- Marine energy sector is growing, says the International Renewable Energy Agency.
- Some countries such as the Netherlands are developing policy incentives to stimulate investments into marine energy technologies such as tidal and wave power.
- Ocean-based power sources can complement the deployment of renewable energy and support the energy transition away from fossil fuels.
The nascent marine energy sector, which has already seen investors plow about $100 million into it this year for various ocean energy projects, may develop technologies that can complement renewable sources such as solar and wind, according to the International Renewable Energy Agency.
Adoption of solar and wind technology is also on the rise, but such energy sources can become unavailable on cloudy days when there is less sunshine or when the wind is calm.

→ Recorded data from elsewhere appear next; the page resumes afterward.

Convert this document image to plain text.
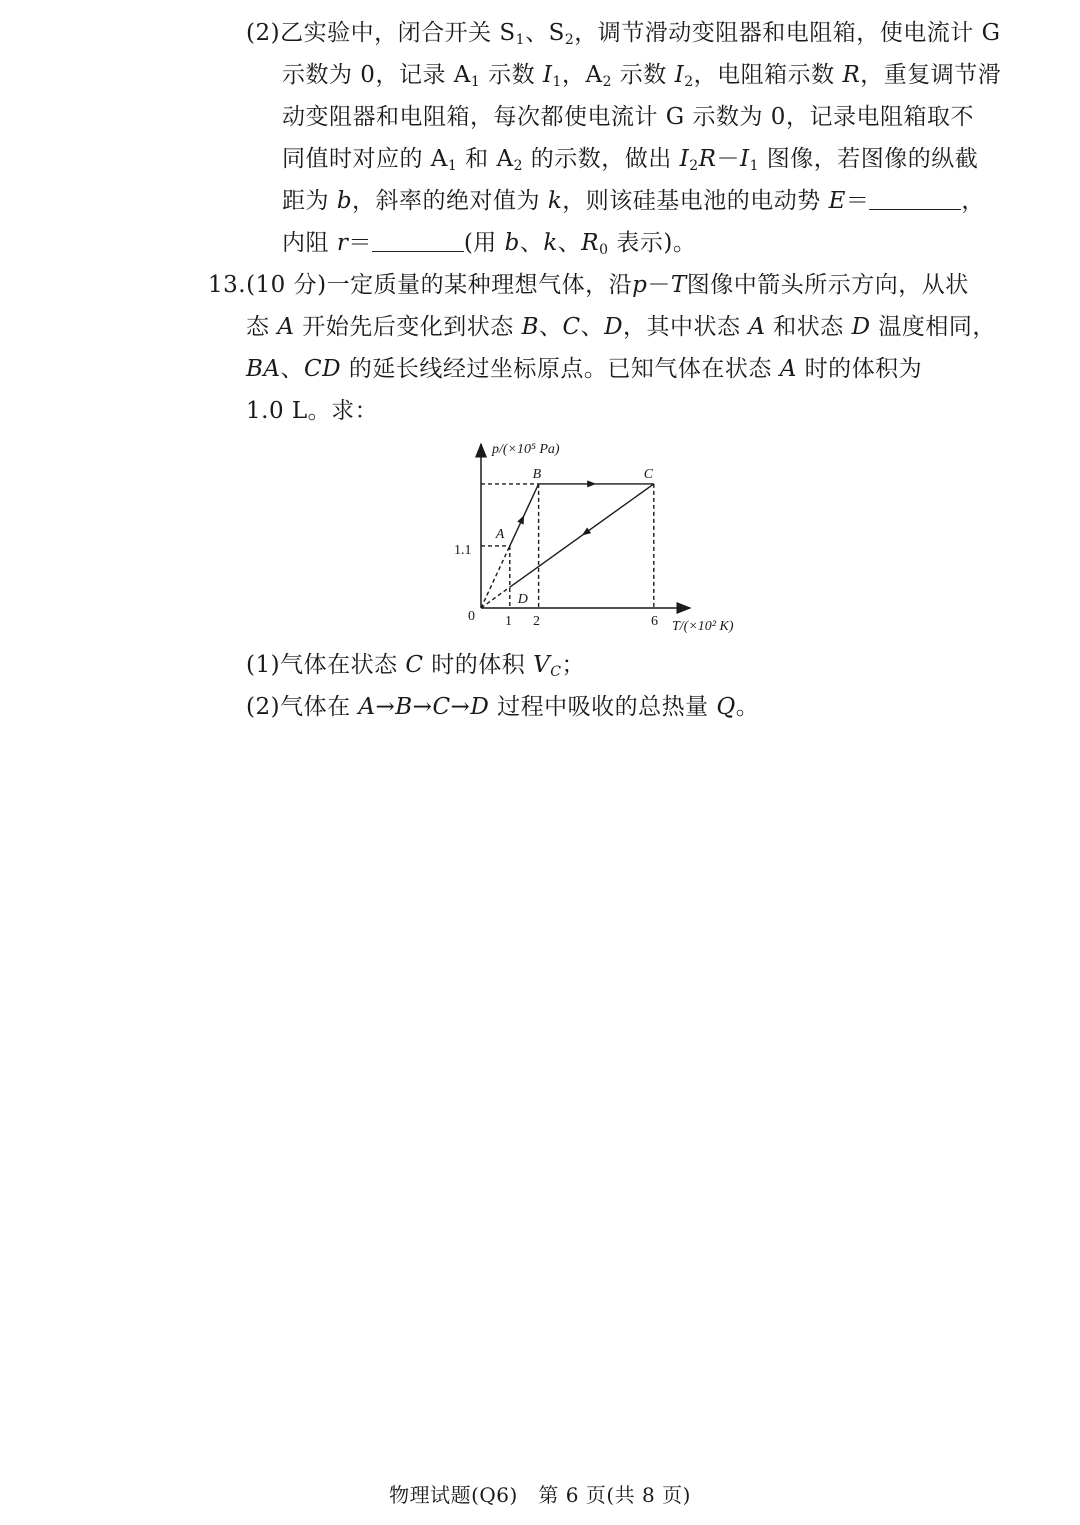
(2)乙实验中，闭合开关 $S_1$、$S_2$，调节滑动变阻器和电阻箱，使电流计 G
示数为 0，记录 $A_1$ 示数 $I_1$，$A_2$ 示数 $I_2$，电阻箱示数 R，重复调节滑
动变阻器和电阻箱，每次都使电流计 G 示数为 0，记录电阻箱取不
同值时对应的 $A_1$ 和 $A_2$ 的示数，做出 $I_2R-I_1$ 图像，若图像的纵截
距为 b，斜率的绝对值为 k，则该硅基电池的电动势 E＝	，
内阻 r＝	(用 b、k、$R_0$ 表示)。
13.(10 分)一定质量的某种理想气体，沿p－T图像中箭头所示方向，从状
态 A 开始先后变化到状态 B、C、D，其中状态 A 和状态 D 温度相同，
BA、CD 的延长线经过坐标原点。已知气体在状态 A 时的体积为
1.0 L。求：
p/(×10⁵ Pa)
T/(×10² K)
0
1.1
1 2	6
A
B	C
D
(1)气体在状态 C 时的体积 $V_C$；
(2)气体在 A→B→C→D 过程中吸收的总热量 Q。
物理试题(Q6) 第 6 页(共 8 页)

So energy architects continue to look for renewable energy sources to help usher in the transition away from fossil fuels, which have been linked to global warming.
The power locked in the world’s oceans could provide baseload energy for renewables, says IRENA and the pipeline for projects, especially in tidal and wave energy technologies, is growing. The agency, with headquarters in Abu Dhabi, is set to publish a report on the issue in July.
Currently, the world has about 13 megawatts of installed ocean energy capacity in places such as South Korea and France. Overall, the projected pipeline of wave and tidal projects currently under development could bring online almost 4000 megawatts of capacity in the coming years. That amount of energy could power about seven million U.K. households consuming about three megawatt hours per year, says Francisco Boshell, a renewable energy markets and standards analyst at IRENA.
“It’s a very big step forward,” Boshell told Karma. “The outlook is positive for both wave and tidal. There’s increased growth in those technologies.”
Ocean energy is especially attractive for countries or island nations with long coastal areas and dense populations with a scarcity of available space to deploy land-based energy technologies.
Many developing countries are currently importing energy sources, such as oil or diesel, to power their economies and marine energy can become an inexpensive alternative in the future, says the agency.
Ocean energy encompasses a wide range of technologies. Most commonly tidal power is achieved when water turbines are placed horizontally in water and the movement of the tide causes the turbines to move and generate electricity that can be transported onto land.
The high and low tide is dependent on the gravitational pull of the moon, which is easily calculated, making it a dependable energy source, say experts.
The power locked in the ocean could potentially meet all of the world’s present-day electricity demands and help meet the world’s sustainable development goals, said IRENA in a report submitted for the United Nations Ocean Conference this year.
However, the technology is still at an early stage and the price paid by consumers for marine-derived energy can be elevated compared with low electricity prices around the world, say analysts.
The sector also needs government support to stimulate investments into projects that some investors may view as risky. Some countries, such as Canada and China, have implemented so-called feed-in tariffs – a politically predetermined price for marine electricity that could guarantee a certain level return on investments for stakeholders.
“The perceived risk of these technologies is relatively high, which means that you need policy incentives to make investors put money there,” says Boshell.
Canada and China have used feed-in tariffs for marine electricity. An earlier version of this piece incorrectly said The Netherlands had.